Для меня главным в этом собрании стал первый том, где напечатаны художественные произведения Жаботинского, в том числе роман «Пятеро». Переиздавался он в последнее время неоднократно, но так получилось, что прочитал я его только теперь, в этом самом первом томе. Как-то казалось, что ситуация слишком понятная: вождь сионизма, блестящий трибун, на досуге, отдыхая от разъездов по миру и трудов по организации Еврейского легиона, еще и прозу пописывал. Мало ли мы знаем таких литераторов – Менжинский вон тоже по молодости под одной обложкой с Кузминым печатался. Не читал же я «Роман Демидова» (что, впрочем, тоже не повод для хвастовства) – чем «Пятеро» лучше? В общем, чтобы дальше не распространяться: «Пятеро» – удивительная элегия Одессе рубежа веков, с прозрачным языком, точно простроенным сюжетом и пронзительной лирической нотой – оказались одним из лучших читанных мной романов, притом совершенно не этнографическим, а абсолютно «общечеловеческим», ровно той книгой, про которые в блогах пишут «читать всем».

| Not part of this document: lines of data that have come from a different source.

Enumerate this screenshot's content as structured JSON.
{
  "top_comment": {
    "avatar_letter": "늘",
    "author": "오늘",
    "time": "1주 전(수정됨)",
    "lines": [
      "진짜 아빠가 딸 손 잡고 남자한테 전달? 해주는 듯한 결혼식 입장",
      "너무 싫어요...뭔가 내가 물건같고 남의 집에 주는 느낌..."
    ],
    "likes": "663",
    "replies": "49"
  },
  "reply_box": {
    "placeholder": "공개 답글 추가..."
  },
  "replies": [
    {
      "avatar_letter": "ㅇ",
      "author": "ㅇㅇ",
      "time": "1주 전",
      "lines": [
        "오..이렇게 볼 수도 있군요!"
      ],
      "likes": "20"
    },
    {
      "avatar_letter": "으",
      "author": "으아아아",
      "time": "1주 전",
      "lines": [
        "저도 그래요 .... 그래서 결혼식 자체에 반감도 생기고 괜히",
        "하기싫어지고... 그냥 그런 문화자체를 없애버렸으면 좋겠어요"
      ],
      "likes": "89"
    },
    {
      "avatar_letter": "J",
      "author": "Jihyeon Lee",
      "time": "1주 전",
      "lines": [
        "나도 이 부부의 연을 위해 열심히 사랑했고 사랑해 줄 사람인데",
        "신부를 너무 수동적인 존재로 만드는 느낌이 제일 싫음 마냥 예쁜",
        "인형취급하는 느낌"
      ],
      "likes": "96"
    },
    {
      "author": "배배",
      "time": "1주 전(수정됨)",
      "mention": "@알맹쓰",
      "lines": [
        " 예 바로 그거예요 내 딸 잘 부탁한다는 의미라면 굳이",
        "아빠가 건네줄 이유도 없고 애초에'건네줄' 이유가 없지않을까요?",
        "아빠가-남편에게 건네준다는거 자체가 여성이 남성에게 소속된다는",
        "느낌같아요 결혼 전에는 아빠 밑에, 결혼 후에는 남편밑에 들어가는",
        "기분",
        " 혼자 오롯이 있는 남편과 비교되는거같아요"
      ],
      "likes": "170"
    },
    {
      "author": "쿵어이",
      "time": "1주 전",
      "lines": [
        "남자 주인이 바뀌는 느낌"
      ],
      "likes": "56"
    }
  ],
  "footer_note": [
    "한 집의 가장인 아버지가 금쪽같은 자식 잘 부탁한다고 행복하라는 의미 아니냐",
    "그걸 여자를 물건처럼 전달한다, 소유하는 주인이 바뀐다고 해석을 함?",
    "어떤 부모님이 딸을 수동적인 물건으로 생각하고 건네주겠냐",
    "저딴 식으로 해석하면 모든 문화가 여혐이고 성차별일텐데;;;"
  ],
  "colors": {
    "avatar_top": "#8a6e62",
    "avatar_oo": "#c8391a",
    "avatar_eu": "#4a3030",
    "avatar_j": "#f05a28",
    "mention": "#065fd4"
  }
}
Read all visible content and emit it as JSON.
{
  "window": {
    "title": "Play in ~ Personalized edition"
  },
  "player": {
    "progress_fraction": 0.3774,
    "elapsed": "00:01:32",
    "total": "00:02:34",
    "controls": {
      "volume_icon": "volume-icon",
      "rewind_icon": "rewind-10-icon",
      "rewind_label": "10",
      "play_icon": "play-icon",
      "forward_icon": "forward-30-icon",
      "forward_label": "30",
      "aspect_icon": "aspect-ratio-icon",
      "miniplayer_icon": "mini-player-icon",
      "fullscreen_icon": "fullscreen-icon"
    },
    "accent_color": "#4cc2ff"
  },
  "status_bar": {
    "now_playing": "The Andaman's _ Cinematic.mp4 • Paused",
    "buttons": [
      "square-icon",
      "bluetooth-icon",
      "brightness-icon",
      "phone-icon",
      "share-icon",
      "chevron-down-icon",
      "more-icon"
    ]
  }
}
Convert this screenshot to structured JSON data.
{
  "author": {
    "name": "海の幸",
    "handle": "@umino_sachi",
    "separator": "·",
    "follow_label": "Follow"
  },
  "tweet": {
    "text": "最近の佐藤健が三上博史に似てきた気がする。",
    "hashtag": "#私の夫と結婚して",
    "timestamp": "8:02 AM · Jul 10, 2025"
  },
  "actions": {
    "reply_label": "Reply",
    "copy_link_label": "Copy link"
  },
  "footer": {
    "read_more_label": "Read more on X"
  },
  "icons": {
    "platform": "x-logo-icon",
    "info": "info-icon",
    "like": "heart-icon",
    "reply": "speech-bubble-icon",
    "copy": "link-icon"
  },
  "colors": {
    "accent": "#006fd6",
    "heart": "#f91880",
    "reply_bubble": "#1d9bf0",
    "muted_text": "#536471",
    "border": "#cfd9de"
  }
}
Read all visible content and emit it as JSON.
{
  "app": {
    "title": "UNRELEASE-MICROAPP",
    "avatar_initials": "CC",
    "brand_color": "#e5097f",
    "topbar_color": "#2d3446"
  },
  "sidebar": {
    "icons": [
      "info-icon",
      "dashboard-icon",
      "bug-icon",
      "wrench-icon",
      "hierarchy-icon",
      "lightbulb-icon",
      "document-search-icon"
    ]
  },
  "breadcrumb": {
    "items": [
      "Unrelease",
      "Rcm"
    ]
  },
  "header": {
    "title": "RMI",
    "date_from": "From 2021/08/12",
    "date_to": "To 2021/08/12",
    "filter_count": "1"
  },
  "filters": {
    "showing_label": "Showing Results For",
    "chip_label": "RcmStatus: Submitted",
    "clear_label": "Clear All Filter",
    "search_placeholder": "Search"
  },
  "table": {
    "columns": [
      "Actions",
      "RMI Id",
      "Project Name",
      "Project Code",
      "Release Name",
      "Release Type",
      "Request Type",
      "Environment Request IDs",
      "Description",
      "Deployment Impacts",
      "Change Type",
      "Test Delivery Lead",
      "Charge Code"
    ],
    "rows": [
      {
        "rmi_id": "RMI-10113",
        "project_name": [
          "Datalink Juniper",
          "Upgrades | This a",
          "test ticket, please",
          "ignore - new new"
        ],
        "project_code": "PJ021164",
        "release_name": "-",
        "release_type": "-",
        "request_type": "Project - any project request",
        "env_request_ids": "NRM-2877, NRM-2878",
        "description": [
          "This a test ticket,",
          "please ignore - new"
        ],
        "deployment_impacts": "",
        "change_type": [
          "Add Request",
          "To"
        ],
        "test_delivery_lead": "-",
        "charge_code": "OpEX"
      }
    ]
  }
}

Но объективно, разумеется, значение этого собрания вовсе не в первом томе, в котором помещены известные вещи, пусть и сопровожденные содержательным комментарием, а в следующих, где впервые с такой полнотой собрана публицистика Жаботинского. Парадоксальная ситуация: оказывается, большая часть статей сионистского лидера написана мало того что по-русски, но еще и на русском материале, по российским поводам. Странно, конечно, что при всей известности и популярности Жаботинского все это никогда не переиздавалось. Причина, видимо, в том, что изучался Жаботинский преимущественно в Израиле и США, а ранние его тексты разбросаны по одесской, петербургской, итальянской периодике, откуда их не то что никто не извлекал – и искать-то там вплоть до нынешнего собрания не всегда догадывались. Однако факт есть факт: наследие Жаботинского, ранее перепечатывавшееся лишь в незначительной своей части, наконец представлено во всей возможной полноте. Причем в полноте, превышающей не только известные сборники, но и существующие библиографии, – при составлении собрания проведена большая работа по сплошному прочесыванию газетных подшивок, атрибуции анонимных и псевдонимных текстов.